Theological Forums: Kenda Creasy Dean
Posted By: Adam McLane on YS Website
Don’t forget to attend the new Theological Forums at NYWC this year. It’s an interactive conversation where you get to dialogue with a fine panel of youth ministry experts.
Kenda Creasy Dean is just one of those panelists who invites you to pull up a chair and pick her brain. Her name isn’t new to the youth ministry scene; she’s a frequent speaker at conferences and author of the popular, Almost Christian. Kenda currently works as a professor in youth, church and culture at Princeton and is active with the Institute for Youth Ministry.
We asked Kenda to give us a more personal take on her youth ministry experience before the conference. See how she answered these questions:
YS: How can you encourage your youth to think seriously about theology?

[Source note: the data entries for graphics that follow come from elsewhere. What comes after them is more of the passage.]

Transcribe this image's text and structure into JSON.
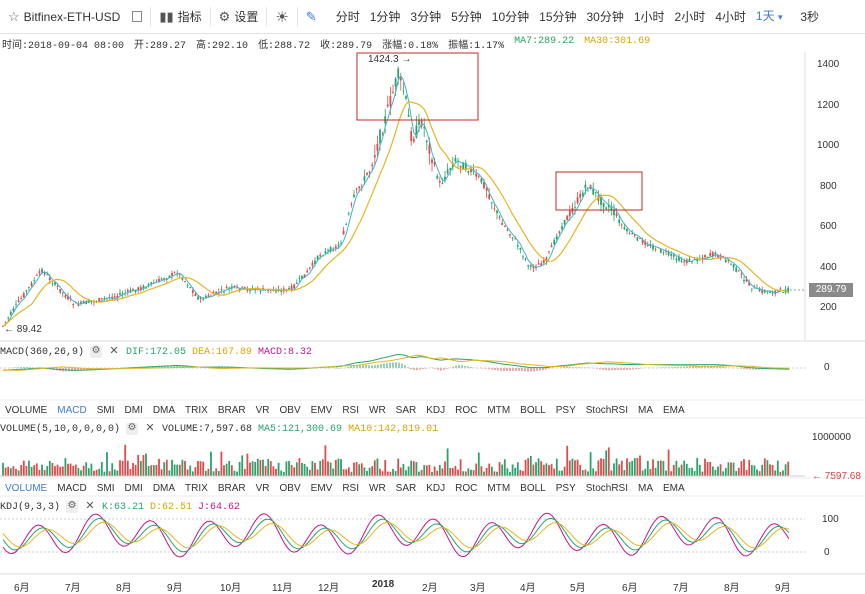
{
  "toolbar": {
    "symbol": "Bitfinex-ETH-USD",
    "indicators_label": "指标",
    "settings_label": "设置",
    "periods": [
      "分时",
      "1分钟",
      "3分钟",
      "5分钟",
      "10分钟",
      "15分钟",
      "30分钟",
      "1小时",
      "2小时",
      "4小时"
    ],
    "active_period": "1天",
    "seconds": "3秒"
  },
  "info": {
    "time": "时间:2018-09-04 08:00",
    "open": "开:289.27",
    "high": "高:292.10",
    "low": "低:288.72",
    "close": "收:289.79",
    "change": "涨幅:0.18%",
    "amplitude": "振幅:1.17%",
    "ma7": "MA7:289.22",
    "ma30": "MA30:301.69"
  },
  "price_axis": {
    "ticks": [
      "1400",
      "1200",
      "1000",
      "800",
      "600",
      "400",
      "200"
    ],
    "current": "289.79"
  },
  "annotations": {
    "high_label": "1424.3",
    "low_label": "89.42"
  },
  "macd": {
    "title": "MACD(360,26,9)",
    "dif": "DIF:172.05",
    "dea": "DEA:167.89",
    "macd": "MACD:8.32",
    "axis_zero": "0"
  },
  "volume": {
    "title": "VOLUME(5,10,0,0,0,0)",
    "value": "VOLUME:7,597.68",
    "ma5": "MA5:121,300.69",
    "ma10": "MA10:142,819.01",
    "axis_top": "1000000",
    "current": "7597.68"
  },
  "kdj": {
    "title": "KDJ(9,3,3)",
    "k": "K:63.21",
    "d": "D:62.51",
    "j": "J:64.62",
    "axis_100": "100",
    "axis_0": "0"
  },
  "indicator_tabs": [
    "VOLUME",
    "MACD",
    "SMI",
    "DMI",
    "DMA",
    "TRIX",
    "BRAR",
    "VR",
    "OBV",
    "EMV",
    "RSI",
    "WR",
    "SAR",
    "KDJ",
    "ROC",
    "MTM",
    "BOLL",
    "PSY",
    "StochRSI",
    "MA",
    "EMA"
  ],
  "months": [
    "6月",
    "7月",
    "8月",
    "9月",
    "10月",
    "11月",
    "12月",
    "2018",
    "2月",
    "3月",
    "4月",
    "5月",
    "6月",
    "7月",
    "8月",
    "9月"
  ],
  "colors": {
    "up": "#2aa36b",
    "down": "#e04b4b",
    "ma7": "#3fb6c8",
    "ma30": "#e3b623",
    "accent": "#3e7bd7",
    "box": "#c62828"
  }
}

KCD: I don't usually have to encourage young people to think seriously about theology — they do it all the time, though they don't realize that what they're thinking about is theology. But the questions that point us to God—who am I? Why am I here? Who are my people? Who do I belong to? What is worth living for? What is worth dying for? — That's the stuff young people care about. Just about everything they do is in the service of trying to answer those questions, even though there's a lot of trial and error. I find it harder to encourage adults to think seriously about theology—most of us get jolted into thinking about theology when a young person's witness convicts us of our own doubt or lackadaisical faith, or when some sort of crisis reveals our cheap religious shortcuts for what they are, and forces us to really think about who God is, and who we are in relationship to God, in a new way.
YS: What's the biggest challenge you see facing youth workers?
KCD: The biggest challenge might also be the best thing to happen to the church since the apostles and that is the fact that, even though 3/4 of American teenagers say they are Christians, most people in our culture really haven't got a clue what the church is about, or why Jesus matters, or what on earth the Holy Spirit is doing in the world. The fastest growing religious preference among Americans—especially among young people—is "none". And the "nones" aren't in other people's families or churches—they're in ours. Churches are going to keep shrinking and the "nones" are going to keep growing, at least for another 10-15 years, mostly because churches are now so darned hard to distinguish from any other well-meaning institution in middle class American culture. It's very hard for kids (and if we're honest, for us) to figure out why we should follow Jesus Christ when Christians are caught up in the same rat race as everyone else. So what does that mean for youth ministry? We can either spin our wheels trying to stem the decline of any number of wobbly Christian entities or we can go out and do ministry among the “nones.” If the church depends on Jesus Christ instead of on us, I think maybe it's time to spend less time worrying about dying and more time hanging out with young people who are dying—literally—to live. It's never occurred to most of them that Christianity has anything to offer in the "get a life" department, much less that we might offer something that is distinct from what is offered everywhere else. I think one way youth workers will serve the church in general in the next generation is to re-weirdify Christianity, and remind young people, and the church as a whole, that we live by distinctive standards, standards of grace, humility and hope, that make no sense in a world where the primary objective is to "get ahead".
YS: What's the funniest or most embarrassing moment you've had in your youth ministry experience?
KCD: This is a very long and pathetic list that mostly involves me saying things that come out wrong in front of my students. Nuff said.
I'm encouraged by KCD's comments and she reminded me of the familiar passage in Deuteronomy 14:1-3 "For you are a holy people [set apart] to the Lord your God; and the Lord has chosen you to be a peculiar people to Himself, above all the nations on the earth."